Ungebrochen ist der Zuspruch beim VdK-Ortsverband. Zwar verlor die Gemeinschaft im Vorjahr 30 Mitglieder, doch 22 Personen schlossen sich ihr neu an. Damit konnte der Sozialverband eine besondere Marke halten.

Pullenreuth/Harlachberg. (öt) Den Bericht in der Jahreshauptversammlung im Landgasthof Erdmann-Rosenberger in Harlachberg legte für den verhinderten Vorsitzenden Alfons Wegmann hieß dessen Stellvertreter Alfred Mildner vor. Dieser gab den Mitgliederstand mit 504 Personen an. 22 Neuzugängen standen 15 Sterbefälle, 14 Austritte und ein Wechsel zu einem anderen Ortsverband gegenüber. Bei der Aktion "Helft Wunden heilen" erzielten die Sammler die beachtliche Summe von 2045 Euro. Damit erreichten die Pullenreuther den zweiten Platz unter den 26 Ortsverbänden des Landkreises. Der stellvertretende Vorsitzende berichtete ferner von der Jahreshaupt- und der Kreisversammlung in Wildenreuth, in der Ortsvorsitzender Alfons Wegmann zum dritten Mal zum Kreisvorsitzenden gewählt wurde.

Treue Mitglieder

Weiter erwähnte der Redner das Frühjahrs-Mitgliedertreffen im Gasthof Dragoner, die Frauentagung in Waldsassen und das Herbsttreffen im Gasthof Erdmann-Rosenberger mit einem Referat von Maria Siller von der AWO über ambulante Krankenpflege. Zudem fanden fünf Vorstandssitzungen statt. In der Januarsitzung sowie bei der Weihnachtsfeier erhielten langjährige Mitglieder Auszeichnungen.
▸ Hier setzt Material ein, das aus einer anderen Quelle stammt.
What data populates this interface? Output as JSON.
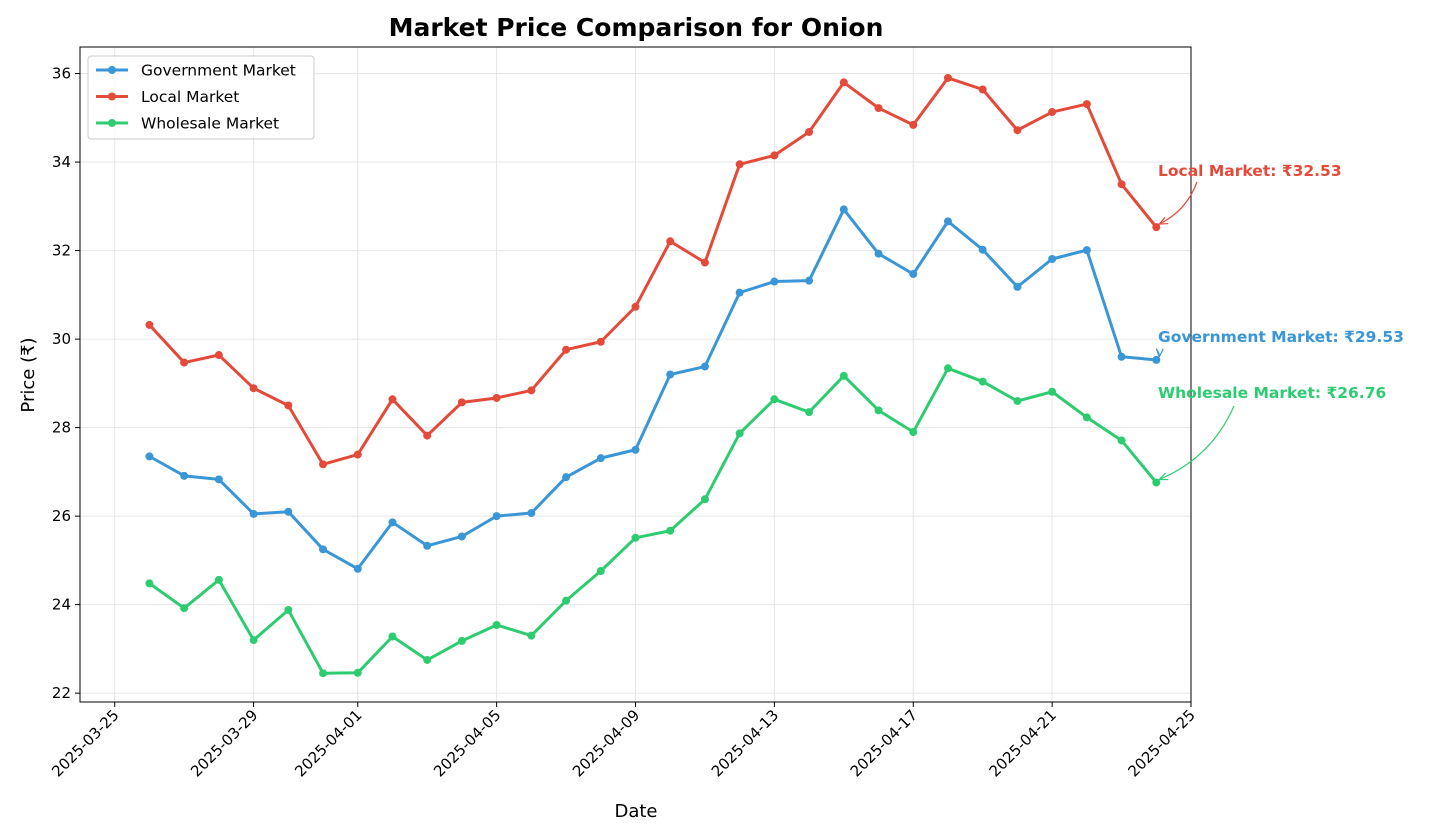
{
  "chart_data": {
    "type": "line",
    "title": "Market Price Comparison for Onion",
    "xlabel": "Date",
    "ylabel": "Price (₹)",
    "grid": true,
    "legend_position": "top-left",
    "xlim": [
      "2025-03-24",
      "2025-04-25"
    ],
    "ylim": [
      21.8,
      36.6
    ],
    "x_ticks": [
      "2025-03-25",
      "2025-03-29",
      "2025-04-01",
      "2025-04-05",
      "2025-04-09",
      "2025-04-13",
      "2025-04-17",
      "2025-04-21",
      "2025-04-25"
    ],
    "y_ticks": [
      22,
      24,
      26,
      28,
      30,
      32,
      34,
      36
    ],
    "x": [
      "2025-03-26",
      "2025-03-27",
      "2025-03-28",
      "2025-03-29",
      "2025-03-30",
      "2025-03-31",
      "2025-04-01",
      "2025-04-02",
      "2025-04-03",
      "2025-04-04",
      "2025-04-05",
      "2025-04-06",
      "2025-04-07",
      "2025-04-08",
      "2025-04-09",
      "2025-04-10",
      "2025-04-11",
      "2025-04-12",
      "2025-04-13",
      "2025-04-14",
      "2025-04-15",
      "2025-04-16",
      "2025-04-17",
      "2025-04-18",
      "2025-04-19",
      "2025-04-20",
      "2025-04-21",
      "2025-04-22",
      "2025-04-23",
      "2025-04-24"
    ],
    "series": [
      {
        "name": "Government Market",
        "color": "#3a96d6",
        "values": [
          27.35,
          26.91,
          26.83,
          26.05,
          26.1,
          25.25,
          24.81,
          25.86,
          25.33,
          25.54,
          26.0,
          26.07,
          26.88,
          27.31,
          27.5,
          29.2,
          29.38,
          31.05,
          31.3,
          31.32,
          32.93,
          31.93,
          31.47,
          32.66,
          32.02,
          31.18,
          31.81,
          32.01,
          29.6,
          29.53
        ]
      },
      {
        "name": "Local Market",
        "color": "#e34a3a",
        "values": [
          30.32,
          29.47,
          29.64,
          28.89,
          28.5,
          27.17,
          27.39,
          28.64,
          27.82,
          28.57,
          28.67,
          28.84,
          29.76,
          29.94,
          30.73,
          32.21,
          31.73,
          33.95,
          34.15,
          34.68,
          35.8,
          35.22,
          34.84,
          35.9,
          35.64,
          34.72,
          35.13,
          35.31,
          33.5,
          32.53
        ]
      },
      {
        "name": "Wholesale Market",
        "color": "#2ecc71",
        "values": [
          24.48,
          23.92,
          24.56,
          23.2,
          23.88,
          22.45,
          22.46,
          23.28,
          22.75,
          23.18,
          23.54,
          23.3,
          24.09,
          24.76,
          25.51,
          25.67,
          26.38,
          27.87,
          28.64,
          28.35,
          29.17,
          28.39,
          27.9,
          29.34,
          29.04,
          28.6,
          28.81,
          28.23,
          27.71,
          26.76
        ]
      }
    ],
    "annotations": [
      {
        "text": "Local Market: ₹32.53",
        "series": "Local Market",
        "x": "2025-04-24",
        "y": 32.53,
        "color": "#e34a3a"
      },
      {
        "text": "Government Market: ₹29.53",
        "series": "Government Market",
        "x": "2025-04-24",
        "y": 29.53,
        "color": "#3a96d6"
      },
      {
        "text": "Wholesale Market: ₹26.76",
        "series": "Wholesale Market",
        "x": "2025-04-24",
        "y": 26.76,
        "color": "#2ecc71"
      }
    ]
  }
}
Weiter erinnerte Mildner an den ersten zentralen VdK-Tag der offenen Tür in den bayerischen Geschäftsstellen. Der Vorstand beteiligte sich an der Beerdigung des überraschend verstorbenen Vorstandsmitglieds Richard Philbert aus Ebnath sowie an den Festlichkeiten zum Volkstrauertag.
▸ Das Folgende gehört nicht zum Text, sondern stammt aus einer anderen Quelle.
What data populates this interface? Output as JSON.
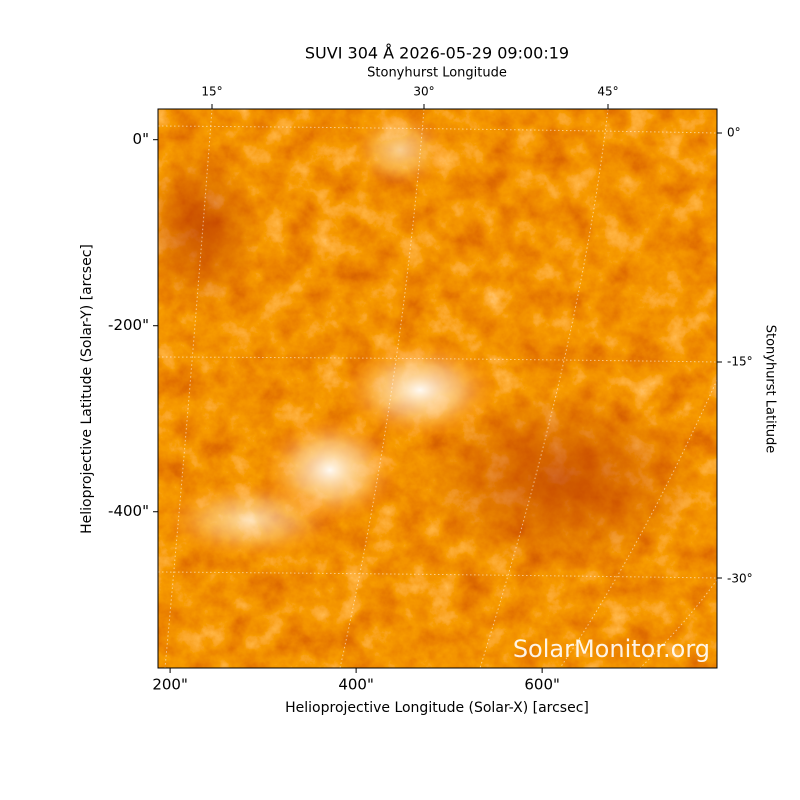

Von zahlreichen Krankenbesuchen sprach Frauenbeauftragte Anni Schwinger. Zu Weihnachten seien die über 80-jährigen Mitglieder und Behinderte besucht und mit Christstollen sowie einer Weihnachtskarte beschenkt worden. Zudem gratulierte der Ortsverband Mitgliedern zu runden Geburtstagen. Für Mitglieder in Seniorenheimen gab es 30-Euro-Gutscheine. Bei Sterbefällen übersandte der Ortsverband jeweils 25 Euro für Grabschmuck.

Nach dem Protokoll von Schriftführer Thomas Wegmann berichtete Schatzmeisterin Monika Rindermann von geordneten Kassenverhältnissen. Der größte Teil der Ausgaben war für die Mitglieder- und Altenbetreuung, Krankenbesuche, Geburtstage und die 15 Sterbefälle. Durch die Aktion "Helft Wunden heilen" und Spenden von Mitgliedern konnte ein Teil der Kosten aufgefangen worden.

Genesungswünsche für Chef

Bürgermeister Hubert Kraus, der auch für seinen Neusorger Kollegen Peter König sprach, unterstrich die Bedeutung der Arbeit des VdK. Alleine im Gemeindebereich Pullenreuth gebe es 300 Schwerbehinderte. Das Gemeindeoberhaupt bot dem Ortsverband eine Zusammenarbeit an. Er wünschte Kreis- und Ortsvorsitzendem Alfons Wegmann gute Besserung und dem Ortsverband ein gesundes und erfolgreiches Jahr 2015.